See what else I'm up to > > > >


Thursday, January 20, 2011

McWhoa

McWhoa


The super bowl is coming to town in a couple weeks so everywhere you look, it's football, football, football!  It's never been to Dallas (as far as I know) and let me just say, you could be living under a rock and you'd still know about it.  Everyone, everywhere is trying to sell super bowl stuff.  (Quite frankly, it's already getting old.)

Well, McDonald's stepped up to the plate this week, too, by reviving its 50 McNugget deal for $9.99.  That's right . . . fifty.  Five - zero.  Granted, it's meant for sharing, but . . . this is America.  You know some people could will down those all by themselves.  The number of nuggets isn't what bothers me, though, it's something else: the price.

50 nuggets for 10 bucks comes out to basically twenty cents per nugget.  Now, think about what goes into a nugget: The chicken (supposedly), the cost of feeding and raising that chicken, the transportation cost, the cost of processing it, breading it, freezing it, frying it, and the box to put it in for you.  And let's assume that McDonald's is at least making some profit on each buggit-o'-nuggits.  What's wrong with this picture?

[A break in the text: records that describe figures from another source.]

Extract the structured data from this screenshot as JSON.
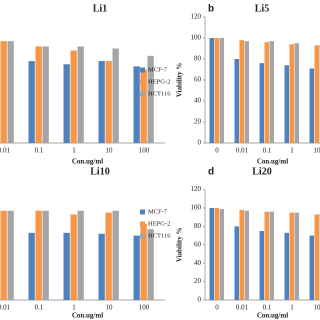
{
  "chart_data": [
    {
      "type": "bar",
      "title": "Li1",
      "x_label": "Con.ug/ml",
      "categories": [
        "0.01",
        "0.1",
        "1",
        "10",
        "100"
      ],
      "series": [
        {
          "name": "MCF-7",
          "color": "#4f81bd",
          "values": [
            97,
            78,
            75,
            78,
            73
          ]
        },
        {
          "name": "HEPG-2",
          "color": "#f79646",
          "values": [
            97,
            92,
            88,
            78,
            70
          ]
        },
        {
          "name": "HCT116",
          "color": "#a5a5a5",
          "values": [
            97,
            92,
            92,
            90,
            83
          ]
        }
      ],
      "ylim": [
        0,
        120
      ],
      "legend": "right"
    },
    {
      "type": "bar",
      "label": "b",
      "title": "Li5",
      "y_label": "Viability %",
      "x_label": "Con.ug/ml",
      "categories": [
        "0",
        "0.01",
        "0.1",
        "1",
        "10"
      ],
      "series": [
        {
          "color": "#4f81bd",
          "values": [
            100,
            80,
            76,
            74,
            71
          ]
        },
        {
          "color": "#f79646",
          "values": [
            100,
            98,
            96,
            94,
            93
          ]
        },
        {
          "color": "#a5a5a5",
          "values": [
            100,
            97,
            97,
            95,
            94
          ]
        }
      ],
      "ylim": [
        0,
        120
      ],
      "yticks": [
        0,
        20,
        40,
        60,
        80,
        100,
        120
      ]
    },
    {
      "type": "bar",
      "title": "Li10",
      "x_label": "Con.ug/ml",
      "categories": [
        "0.01",
        "0.1",
        "1",
        "10",
        "100"
      ],
      "series": [
        {
          "name": "MCF-7",
          "color": "#4f81bd",
          "values": [
            97,
            73,
            73,
            72,
            70
          ]
        },
        {
          "name": "HEPG-2",
          "color": "#f79646",
          "values": [
            97,
            97,
            93,
            95,
            83
          ]
        },
        {
          "name": "HCT116",
          "color": "#a5a5a5",
          "values": [
            97,
            97,
            97,
            97,
            77
          ]
        }
      ],
      "ylim": [
        0,
        120
      ],
      "legend": "right"
    },
    {
      "type": "bar",
      "label": "d",
      "title": "Li20",
      "y_label": "Viability %",
      "x_label": "Con.ug/ml",
      "categories": [
        "0",
        "0.01",
        "0.1",
        "1",
        "10"
      ],
      "series": [
        {
          "color": "#4f81bd",
          "values": [
            100,
            80,
            75,
            73,
            70
          ]
        },
        {
          "color": "#f79646",
          "values": [
            100,
            98,
            96,
            95,
            93
          ]
        },
        {
          "color": "#a5a5a5",
          "values": [
            99,
            97,
            96,
            95,
            94
          ]
        }
      ],
      "ylim": [
        0,
        120
      ],
      "yticks": [
        0,
        20,
        40,
        60,
        80,
        100,
        120
      ]
    }
  ]
}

The industry separates chickens into many categories, like broiler, roaster, free range, and squab.  But how does McDonald's get their chicken so cheap?  (That really is a question, I don't know.)  Do they have a special grade of chicken they get?  Like never-sees-the-light-of-day chicken?  Or genetically altered chickens that have breading instead of feathers?  They gotta cut cost somewhere. . .

Well, I can't speak for sure about McDonald's inter-workings and corporate bargaining which allows them to sell nuggets at such a discount, but I do know one thing: they're making a McKilling on  them!


7 comments:

THUNDERCAT said...

If you can down 50 damn filthy McNuggets all by yourself, you deserve a punch in the throat and a McHeart attack! ---I approve this public service announcement lol

Christine said...

I remember "Supersize Me" saying something about the chickens being genetic mutations or something...I've gotta watch that again to find out for sure...

AmberLaShell said...

I know exactly what you mean, it's football EVERYWHERE out here! And, No Dallas has never hosted a super bowl because the old staduim (which I live near, and it still makes me sad to see it gone) wasn't big enough to hold that many people. which is why jerry built the damn thing anyway. Anyway, the chicken has to be like leftover chicken nobody uses or something. eww.

amberlashell.com

Anonymous said...

Actually, it's all the above with the chickens. I was watching one one of those food inc documentaries and they were talking about how the major fast foods get their chickens from genetically altered, never-seen-the-light-of-day, don't even know how to walk because they were scientifically altered to grow faster than their legs could develop, sitting away their lives in their own filth, organs-can-barely-support-their-life chickens. That's why they get them so cheap. They might as well be baby chicks in huge bodies. Mighty unhealthy.

Also, I had a friend on Facebook yesterday post about getting the 50 piece McNuggets. Yes, he did get them for himself. No, it didn't surprise me. Yes, it did still gross me out.

Cole Garrett said...

@ Anonymous ... I was hoping no one would know, lol. Thanks for the insight.

@ Thundercat Sounds vicious. But hey, maybe that's what that McNugget woofer needs!

Anonymous said...

@Anonymus ... After The FOOD INC. I went veg.

This $9,99 deal is wrong on so many levels but there are enough people outside willing to pay for it and EVEN to eat this stuff.

eye_candy

StephanieC said...

Yeah, the genetic stuff they do to the chicks makes them grow to something like 2.4 times the size of their non-hormonally-effed-up ancestor chickens.

It's quite sad. They can't walk because their legs are too weak/small to support their massive weight.

Blah.

Now, pre-veg (going on 21 years ago now), I'd have happily eaten 50 mcnuggets til the death. Man, ignorance is bliss!